Joe Shipman joeshipman at aol.com
Sat Mar 4 12:41:59 EST 2017


This was the point of my original query. There is a very easy isomorphism between the theory of HF and the theory of Peano arithmetic where exponentiation is a built in function whose totality is assumed. If you only have addition and multiplication in your language there is much more technical work to do which only obscures the metamathematical issues.  The representability of exponentiation in terms of addition and multiplication ought to be treated as a separate (and interesting and important) result but not as an essential component of "Godel's Incompleteness Theorems": even though historically Godel also proved this result it should be seen as a different piece of math.

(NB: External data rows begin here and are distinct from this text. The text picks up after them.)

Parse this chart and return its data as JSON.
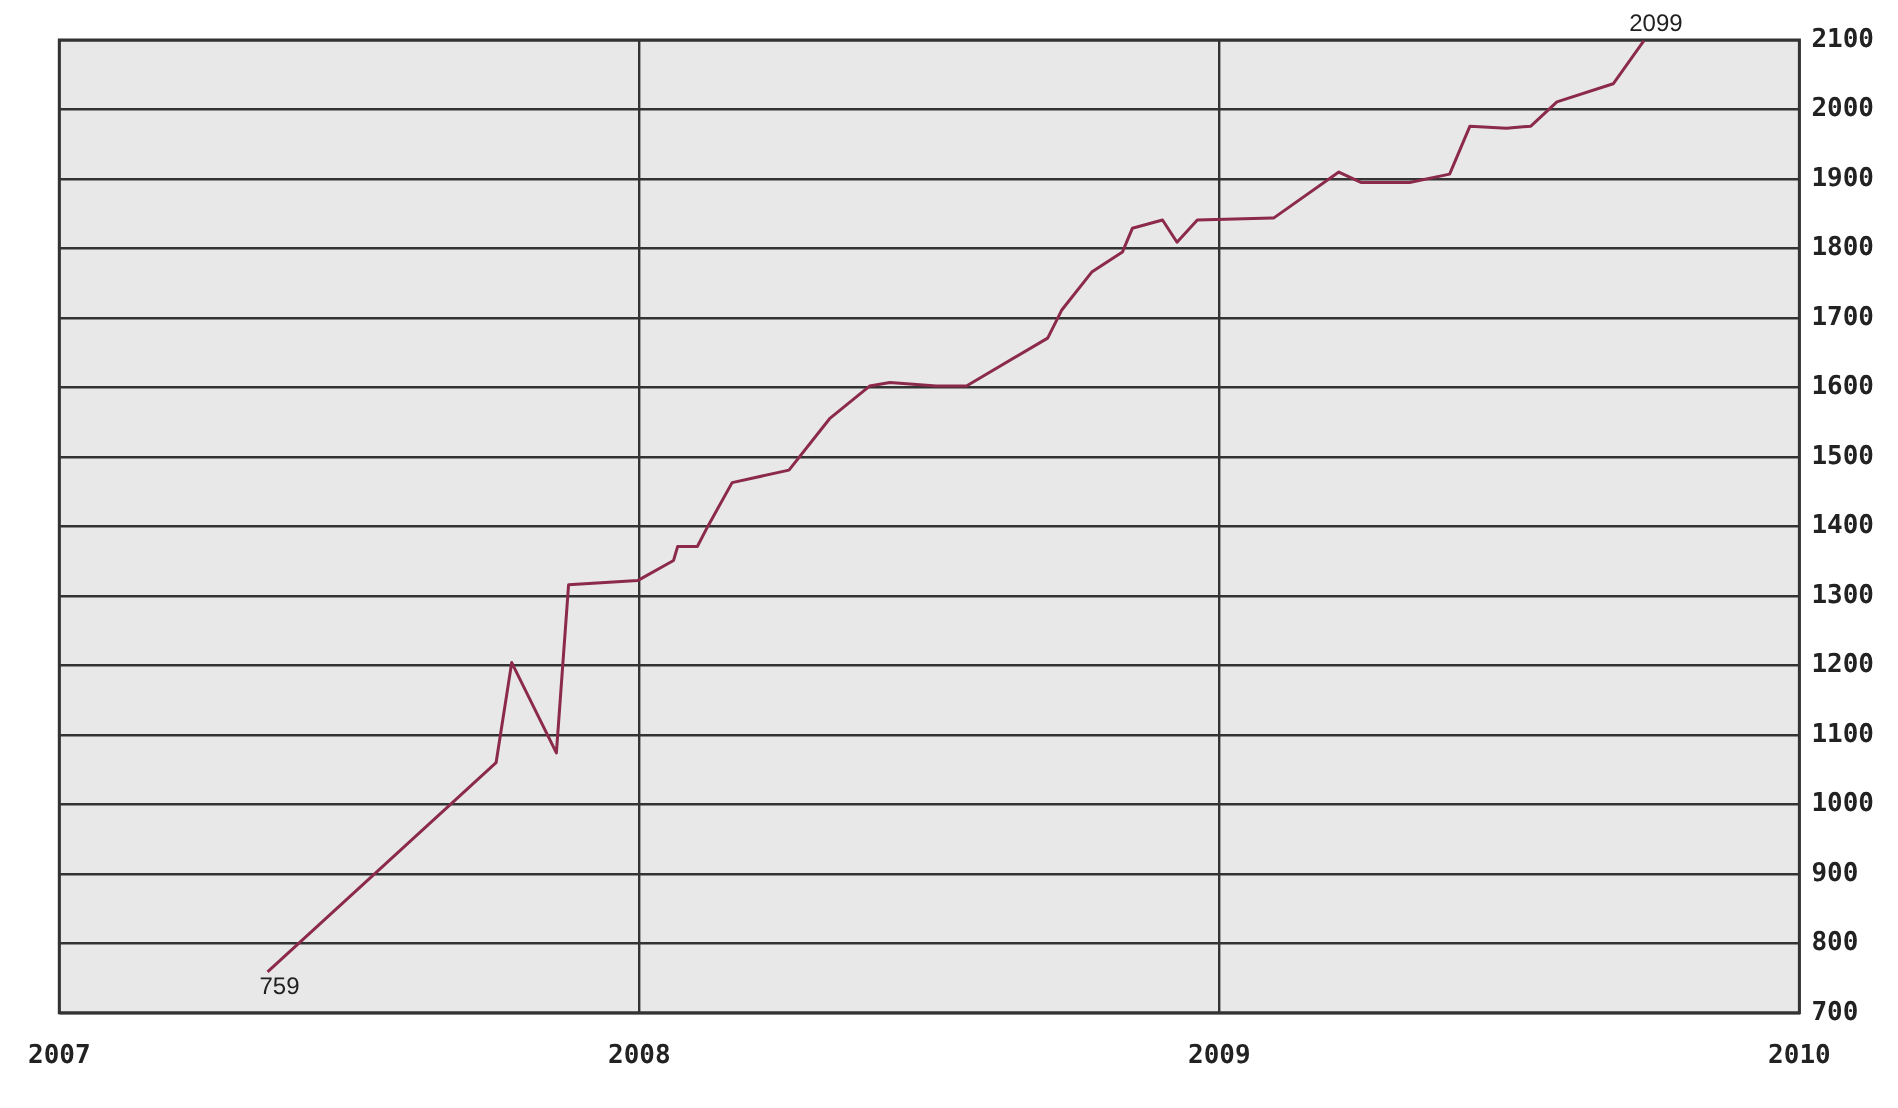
{
  "chart_data": {
    "type": "line",
    "x": [
      2007.359,
      2007.753,
      2007.78,
      2007.857,
      2007.878,
      2007.997,
      2008.059,
      2008.066,
      2008.1,
      2008.118,
      2008.16,
      2008.258,
      2008.328,
      2008.397,
      2008.432,
      2008.512,
      2008.564,
      2008.704,
      2008.728,
      2008.78,
      2008.833,
      2008.85,
      2008.902,
      2008.927,
      2008.962,
      2009.094,
      2009.206,
      2009.244,
      2009.328,
      2009.397,
      2009.432,
      2009.495,
      2009.537,
      2009.582,
      2009.679,
      2009.732
    ],
    "series": [
      {
        "color": "#8b2a4a",
        "values": [
          759,
          1060,
          1204,
          1074,
          1316,
          1322,
          1351,
          1371,
          1371,
          1400,
          1463,
          1481,
          1555,
          1602,
          1607,
          1602,
          1602,
          1671,
          1711,
          1766,
          1795,
          1829,
          1841,
          1809,
          1841,
          1844,
          1910,
          1895,
          1895,
          1907,
          1976,
          1973,
          1976,
          2011,
          2037,
          2099
        ]
      }
    ],
    "xlim": [
      2007,
      2010
    ],
    "xticks": [
      2007,
      2008,
      2009,
      2010
    ],
    "ylim": [
      700,
      2100
    ],
    "yticks": [
      700,
      800,
      900,
      1000,
      1100,
      1200,
      1300,
      1400,
      1500,
      1600,
      1700,
      1800,
      1900,
      2000,
      2100
    ],
    "grid": true,
    "marker": "none",
    "line_style": "solid",
    "legend": false,
    "annotations": [
      {
        "text": "759",
        "x": 2007.359,
        "y": 759
      },
      {
        "text": "2099",
        "x": 2009.732,
        "y": 2099
      }
    ]
  }
}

For an interesting alternative development, I recommend very strongly Manin's GTM text, which does all the major results up through Matijasevich's in a very different order with very different dependencies.

-- JS

Sent from my iPhone

> On Mar 4, 2017, at 8:51 AM, Lawrence Paulson <lp15 at cam.ac.uk> wrote:
> 
> This may be a good time for another plug for "Finite sets and Gödel's incompleteness theorems" by S. Świerczkowski. He he fixes on the hereditarily finite sets (rather than natural numbers) as the foundation and presents a clear and reasonably formal development, with rather few gaps. His preference for basing the formalisation on Sigma-formulas eliminates the need for the upper bounds that started this thread. The penalty for this convenience is that certain parts of the argument will have to be formalised explicitly in the embedded calculus, but most readers will be prepared to take that for granted. He also simplifies the condition of omega-consistency to just consistency (an aspect of the argument that I never really grasped).
> 
> As with Gödel's work on constructible sets, subsequent presentations are often very clear, and going to Gödel’s original publications only make sense on historical grounds and to read his often insightful comments on his aims for the work.
> 
> https://eudml.org/doc/285944
> 
> Larry Paulson
> 
> 
>> On 3 Mar 2017, at 17:40, Richard Heck <richard_heck at brown.edu> wrote:
>> 
>>> On 03/02/2017 06:34 PM, Martin Davis wrote:
>>> Godel proved his theorems not for PA, but for a system with a countable  infinity of types and atomic formulas of the form a(b)  where a is one type higher than b. Peano postulates were assumed for the bottom type. And he did prove, as a separate result, that all primitive recursive relations are arithmetic.
>> 
>> Just to be completely precise: In the system Gödel calls P, the axioms he assumes at type 1 are just the successor axioms and induction (as a single axiom). I.e., he does not include axioms for addition and multiplication. Indeed, + and × are not primitives but are treated as defined, presumably via the Dedekind-Frege method. (The same goes for equality.) What this means is that the proof Gödel actually gives does make real use of the type structure.